Boston Globe Editorial
Relations between Turkey and the United States, long strained, have grown even worse in the wake of the failed military uprising in July, which the government in Ankara has all but accused Washington of abetting. On Wednesday, Vice President Joe Biden is scheduled to fly to Turkey on a fence-mending mission. The Veep is famous for his hearty affability, and if any American leader could defuse tensions with Turkey’s Islamist president Recep Tayyip Erdogan, it would be Biden. But there are higher priorities than making nice to Turkey just now. One of them is to make it clear that the United States has no plans to extradite Fethullah Gulen, the former Erdogan ally whom Turkish officials accuse of masterminding the attempted coup.

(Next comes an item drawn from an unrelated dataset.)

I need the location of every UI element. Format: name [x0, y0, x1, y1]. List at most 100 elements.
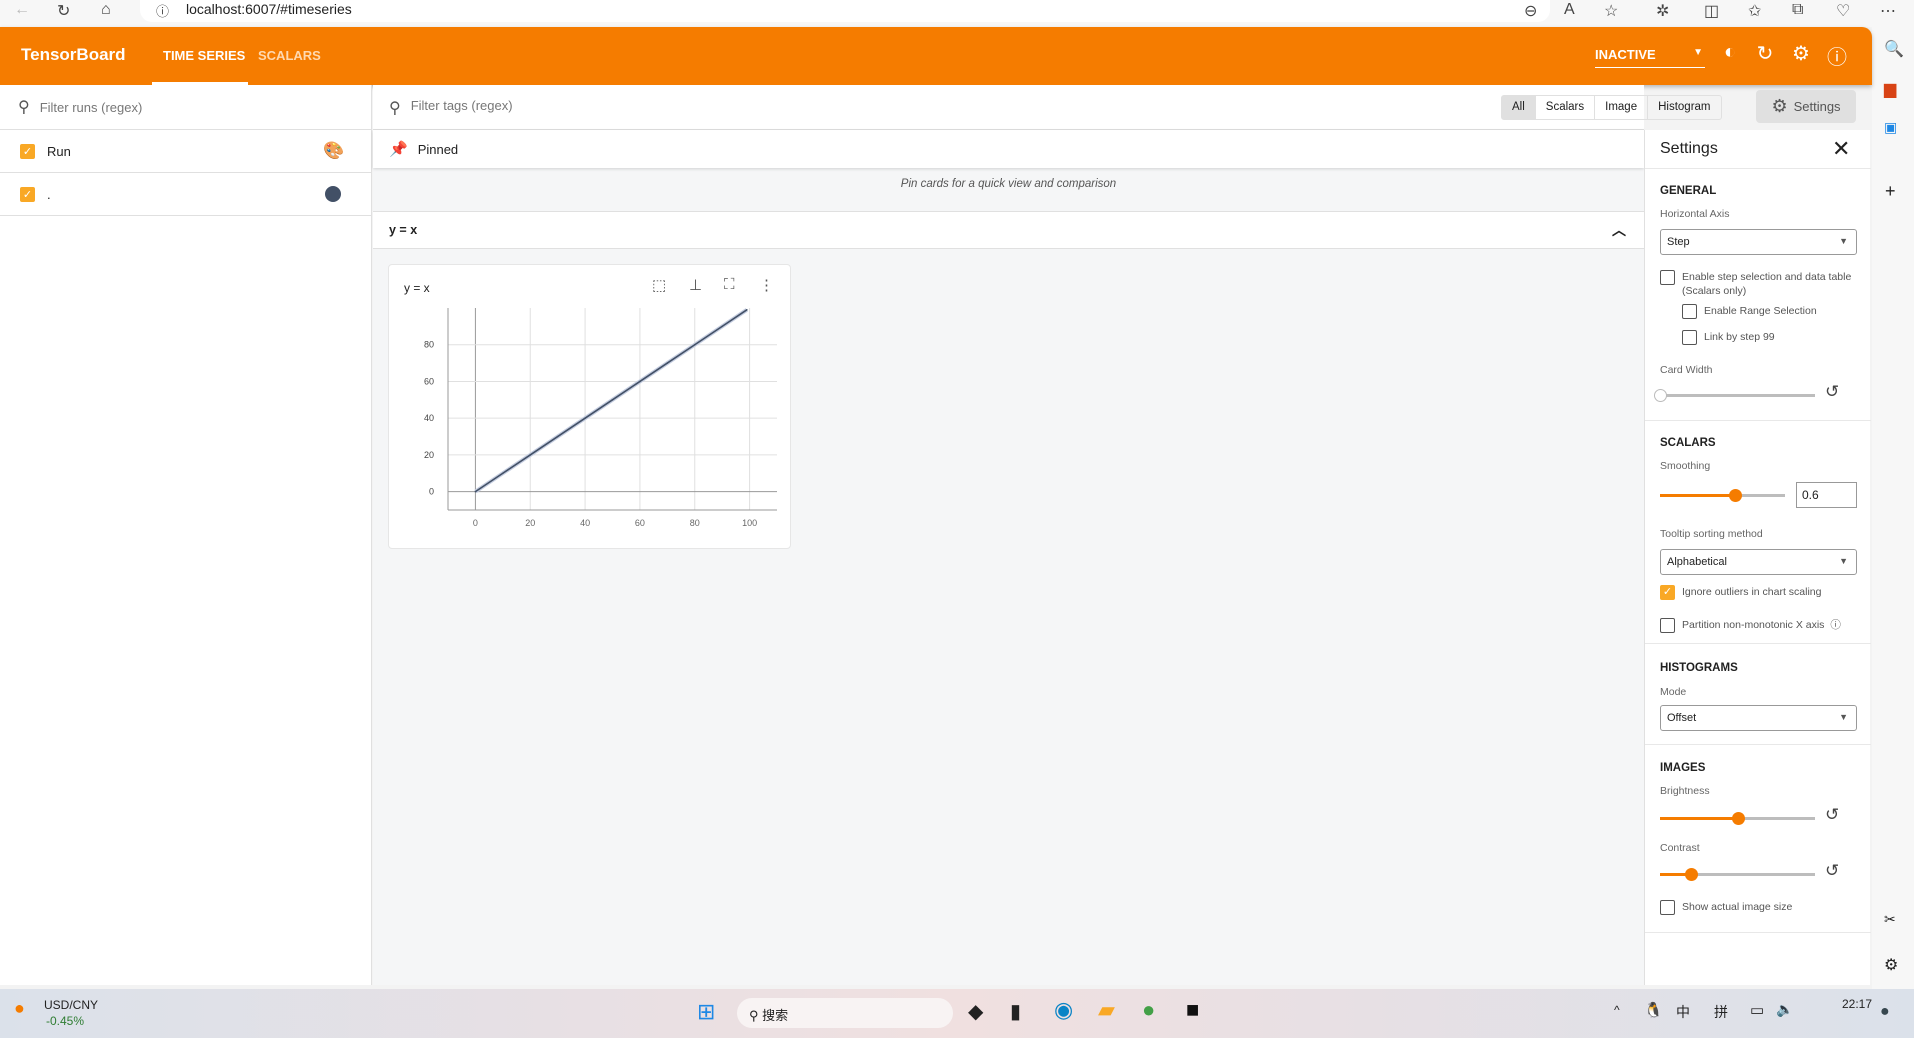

Gulen, who has been living in self-imposed exile in Pennsylvania since 1999, promotes a philosophy that comprises elements of moderate Islam and Sufi mysticism, free-market economics, and interfaith tolerance. That he has a wide following in Turkey (and elsewhere) is not in doubt. But Erdogan’s claims that Gulen orchestrated the July coup are unsupported by proof. The 75-year-old cleric is a legal permanent resident of the United States, shielded by American standards of due process. Biden must be crystal-clear on this point: Unless and until Turkey supplies convincing evidence of Gulen’s complicity in the July mutiny, he is not going to be handed over to Erdogan’s toughs.
Those toughs have been busy in recent weeks, rounding up supposed “Gulenists” by the scores of thousands. Erdogan’s vengeful crackdown has been ruthless, purging not only military officers from their positions, but also judges, teachers, civil servants, journalists, prosecutors. Regime loyalists have been vigorously maligning the United States. Anti-American protesters have demonstrated at the Incirlik air base in Turkey, accusing US soldiers based there of being among the plotters. One pro-Erdogan newspaper went so far as to claim that US Army General John Campbell, the respected former commander of coalition forces in Afghanistan, conspired with the CIA in trying to overthrow the Turkish government.
As a member of NATO, Turkey is still, formally, a US ally. But as Erdogan grows ever more authoritarian, his behavior and rhetoric are becoming intolerable — and Turkey’s reliability as a partner is diminishing. The message Biden must convey is that America seeks to cooperate with Ankara, but that by its actions the Turkish regime is poisoning the US-Turkish relationship. Erdogan can be an Islamist sultan or he can be the democratic leader of a trusted NATO ally. But he can’t be both, and the time has come to make him choose.